Film américain britannique et hongrois de Brady Corbet (2024)
Avec Adrien Brody, (László Toth) Felicity Jones, (Erzsébet Toth) Guy Pearce (Harrison Van Buren) Joe Alwyn (Harry van Buren), Araine Lebed (Zsófia en 1980), Stacy Martin (Maggie van Buren), Isaac Bankolé (Gordon)
Prix Mostra de Venise 2024 Lion d’Argent du meilleur réalisateur,
BAFTA 2025 (meilleur réalisateur, meilleur acteur, meilleure musique, meilleure photographie)
Oscars 2025 (meilleur acteur, meilleure musique, meilleure photographie)
Fuyant l'Europe des années 40 l'architecte juif hongrois László Toth arrive en Amérique pour y reconstruire sa vie, sa carrière et son couple que la Seconde Guerre mondiale a gravement mis à mal...
Composé de deux parties, (l’énigme de l’arrivée 1947-1952, la quintessence du beau 1953-1960), suivies d’un épilogue (Biennale d’architecture Venise 1980) et que séparait un entracte de 15’ (une photo fixe alors que défile le compte à rebours, telle une bombe à retardement ?) ce film tourné en Vistavision (procédé de défilement horizontal de la pellicule 35 mm) auréolé de nombreux prix a suscité un engouement tel que l’égratigner serait frappé de suspicion… Et pourtant !

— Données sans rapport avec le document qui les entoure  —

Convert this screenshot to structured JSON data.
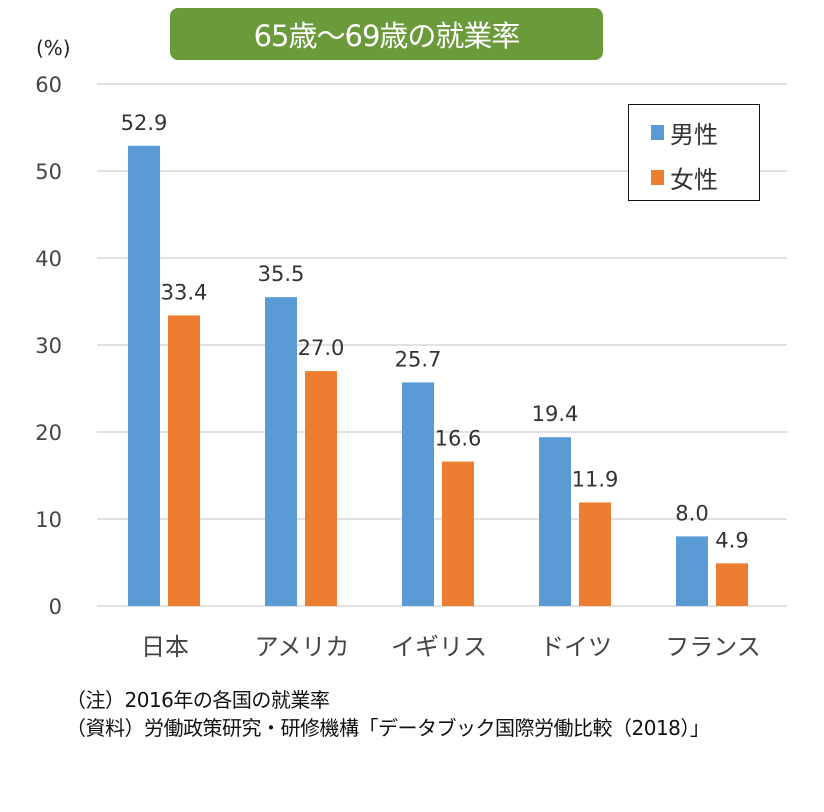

Certes le plan séquence introductif va encoder partiellement (et magistralement ?) le film Voici une caméra comme collée au dos d’un personnage (on pense au Fils de Saul) qui tente de s’extraire du chaos ambiant, traversant des couloirs aux couleurs sombres, sans profondeur de champ, puis à l’avant du bateau, sur le ponton, il émerge vers la lumière alors que s’impose à son regard la statue de la Liberté …à l’envers… Tout cela accentué par la musique de Daniel Blumberg.
Le prologue ou les prémices d’un cauchemar ? Effondrement du « rêve américain » ? Oui le parcours de cet architecte hongrois (qu’incarne avec maestria Adrien Brody), formé au Bauhaus, rescapé des « camps de la mort » censé se « reconstruire », se doublera d’une « déconstruction » quasi méthodique des Etats Unis triomphants de l’après-guerre.
Mais autant la première partie qui s’attaque soit frontalement soit de façon biaisée aux traumas de la Shoah (dont l’impuissance sexuelle), aux difficiles conditions de vie et survie de l’immigrant sur le sol américain, aux espoirs d’une reconquête de soi, aux jeux de pouvoir du capitalisme triomphant (incarné tant par le père faussement débonnaire que par le fils trumpien avant l’heure) serait assez convaincante autant la seconde partie verse dans le didactisme « facile » (lequel va culminer dans un épilogue théâtral …discutable)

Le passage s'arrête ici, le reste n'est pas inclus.